7 innovations that have improved food variety

  • Breeding: Do your kids like kale but not cabbage? Or maybe broccoli but not cauliflower? No problem, they are all the same species, Brassica oleracea, for which breeders selected variants of the plants. This allows us to have a wider variety of options out of the same plant species, while benefiting from a similar nutritional profile when the same part of the plant is eaten (for example, broccoli versus cauliflower).
  • Frozen food: Flash-freezing allows us to have meals that include nutrient-dense ingredients that may not be local or seasonal. This includes salmon flown for thousands of kilometers or having enough turkey in stock for the holidays. Frozen foods also helped us to have the capacity to afford more healthy options. Cauliflower rice is a great example of something that has a longer shelf life when frozen.
  • Food fortification: Not everyone has access to enough variety of foods. Fortifying staple foods allow us to supplement our diet. Great examples are iodine in salt, vitamins in milk and folic acid in multiple cereals, bread and pasta. Folic acid can help women have the right nutrients in their body in case they get pregnant, as folic acid is critical in the neural tube development in utero. It is also beneficial to men, supporting heart health.

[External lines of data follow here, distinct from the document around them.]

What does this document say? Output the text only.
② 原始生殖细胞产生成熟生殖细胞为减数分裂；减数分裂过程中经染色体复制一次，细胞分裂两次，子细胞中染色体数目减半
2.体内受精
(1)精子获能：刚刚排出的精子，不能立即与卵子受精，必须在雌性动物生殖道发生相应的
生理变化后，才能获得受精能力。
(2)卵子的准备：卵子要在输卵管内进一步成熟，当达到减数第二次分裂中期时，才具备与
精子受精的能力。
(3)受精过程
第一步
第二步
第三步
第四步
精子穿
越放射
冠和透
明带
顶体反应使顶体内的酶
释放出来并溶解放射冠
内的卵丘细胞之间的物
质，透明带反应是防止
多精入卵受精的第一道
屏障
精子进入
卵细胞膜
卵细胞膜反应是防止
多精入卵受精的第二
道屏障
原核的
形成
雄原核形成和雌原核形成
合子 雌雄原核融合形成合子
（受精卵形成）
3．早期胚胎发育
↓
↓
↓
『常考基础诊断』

  • Pest management: Keeping plants healthy and growing to their maximum potential means they are going to produce more on the same amount of land. This translates to lower food prices and greater variety.
  • Preservatives: While grocery shopping daily for meals would be ideal, it often isn’t practical. Food preservatives allow us to keep food fresh longer, making it easier for that once-a-week grocery trip.

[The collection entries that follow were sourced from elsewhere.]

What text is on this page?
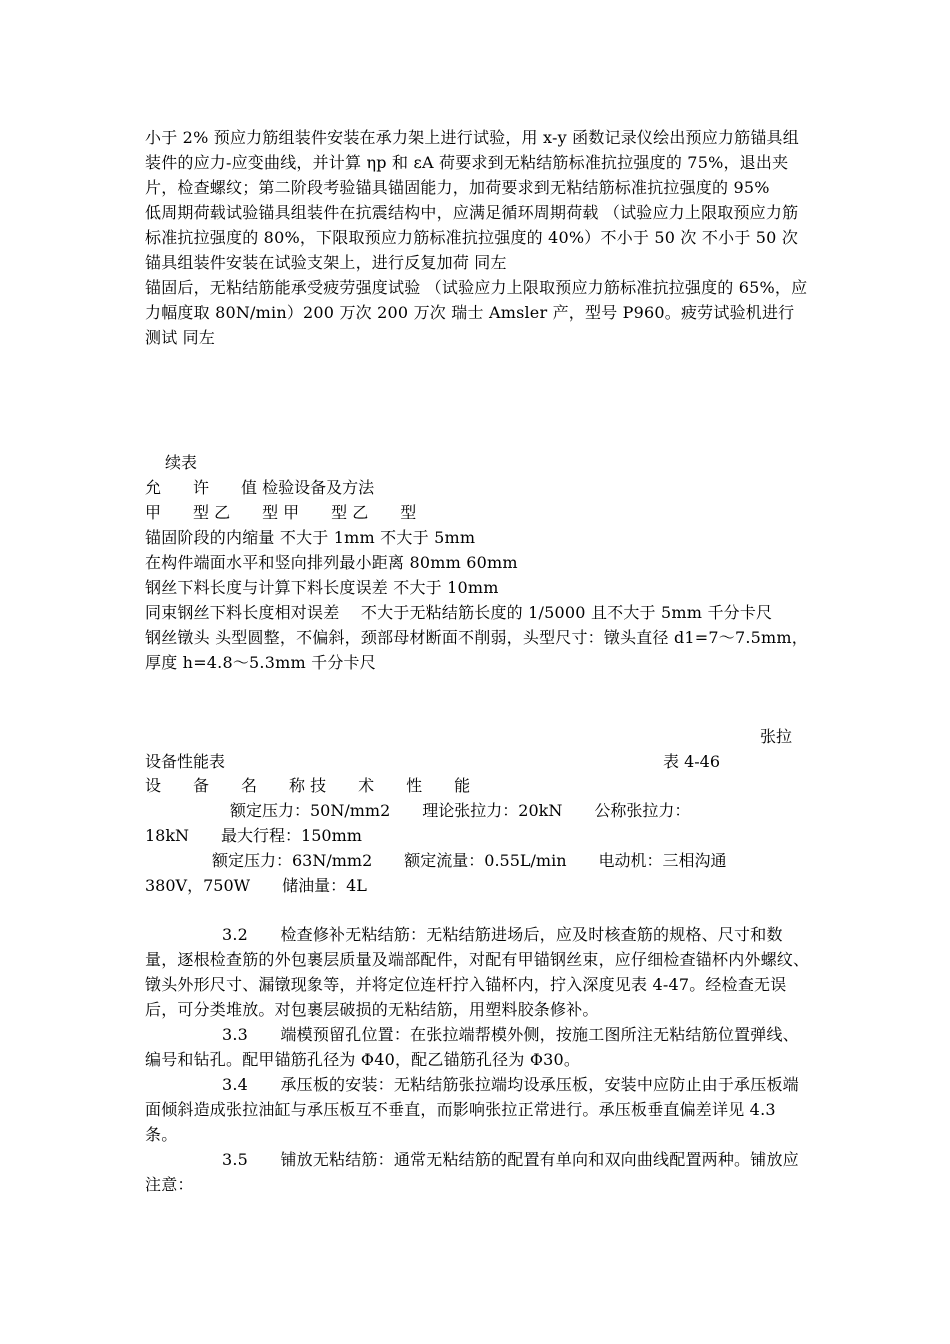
小于 2% 预应力筋组装件安装在承力架上进行试验，用 x-y 函数记录仪绘出预应力筋锚具组装件的应力-应变曲线，并计算 ηp 和 εA 荷要求到无粘结筋标准抗拉强度的 75%，退出夹片，检查螺纹；第二阶段考验锚具锚固能力，加荷要求到无粘结筋标准抗拉强度的 95%

低周期荷载试验锚具组装件在抗震结构中，应满足循环周期荷载 （试验应力上限取预应力筋标准抗拉强度的 80%，下限取预应力筋标准抗拉强度的 40%）不小于 50 次 不小于 50 次 锚具组装件安装在试验支架上，进行反复加荷 同左

锚固后，无粘结筋能承受疲劳强度试验 （试验应力上限取预应力筋标准抗拉强度的 65%，应力幅度取 80N/min）200 万次 200 万次 瑞士 Amsler 产，型号 P960。疲劳试验机进行测试 同左

续表
允　　许　　值 检验设备及方法
甲　　型 乙　　型 甲　　型 乙　　型

锚固阶段的内缩量 不大于 1mm 不大于 5mm

在构件端面水平和竖向排列最小距离 80mm 60mm

钢丝下料长度与计算下料长度误差 不大于 10mm

同束钢丝下料长度相对误差　 不大于无粘结筋长度的 1/5000 且不大于 5mm 千分卡尺

钢丝镦头 头型圆整，不偏斜，颈部母材断面不削弱，头型尺寸：镦头直径 d1=7～7.5mm，厚度 h=4.8～5.3mm 千分卡尺

张拉
设备性能表	表 4-46
设　　备　　名　　称 技　　术　　性　　能
额定压力：50N/mm2　　理论张拉力：20kN　　公称张拉力：
18kN　　最大行程：150mm
额定压力：63N/mm2　　额定流量：0.55L/min　　电动机：三相沟通
380V，750W　　储油量：4L

3.2　　 检查修补无粘结筋：无粘结筋进场后，应及时核查筋的规格、尺寸和数量，逐根检查筋的外包裹层质量及端部配件，对配有甲锚钢丝束，应仔细检查锚杯内外螺纹、镦头外形尺寸、漏镦现象等，并将定位连杆拧入锚杯内，拧入深度见表 4-47。经检查无误后，可分类堆放。对包裹层破损的无粘结筋，用塑料胶条修补。

3.3　　 端模预留孔位置：在张拉端帮模外侧，按施工图所注无粘结筋位置弹线、编号和钻孔。配甲锚筋孔径为 Φ40，配乙锚筋孔径为 Φ30。

3.4　　 承压板的安装：无粘结筋张拉端均设承压板，安装中应防止由于承压板端面倾斜造成张拉油缸与承压板互不垂直，而影响张拉正常进行。承压板垂直偏差详见 4.3 条。

3.5　　 铺放无粘结筋：通常无粘结筋的配置有单向和双向曲线配置两种。铺放应注意：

  • Trait modification: Food variety is not always a matter of healthy options. Many times, it enables us to perfect the art of cooking. Think about apples. There are numerous options specific for snacking, salads, baking, juicing and cooking. And now we even have access to an apple that doesn’t brown, the Arctic apple, a GMO variety that helps reduce food waste.
  • Processing: Baby carrots aren’t harvested that way. They are created when normal carrots are cut to the perfect size and with rounded edges, making it a perfect snack for kids and adults.

Overall, we have plenty of choices, and as long as we keep trusting science advancements, food is just going to get better. I can’t wait for 50 years from now, when our kids may think of how, in the old days, their food choices were limited.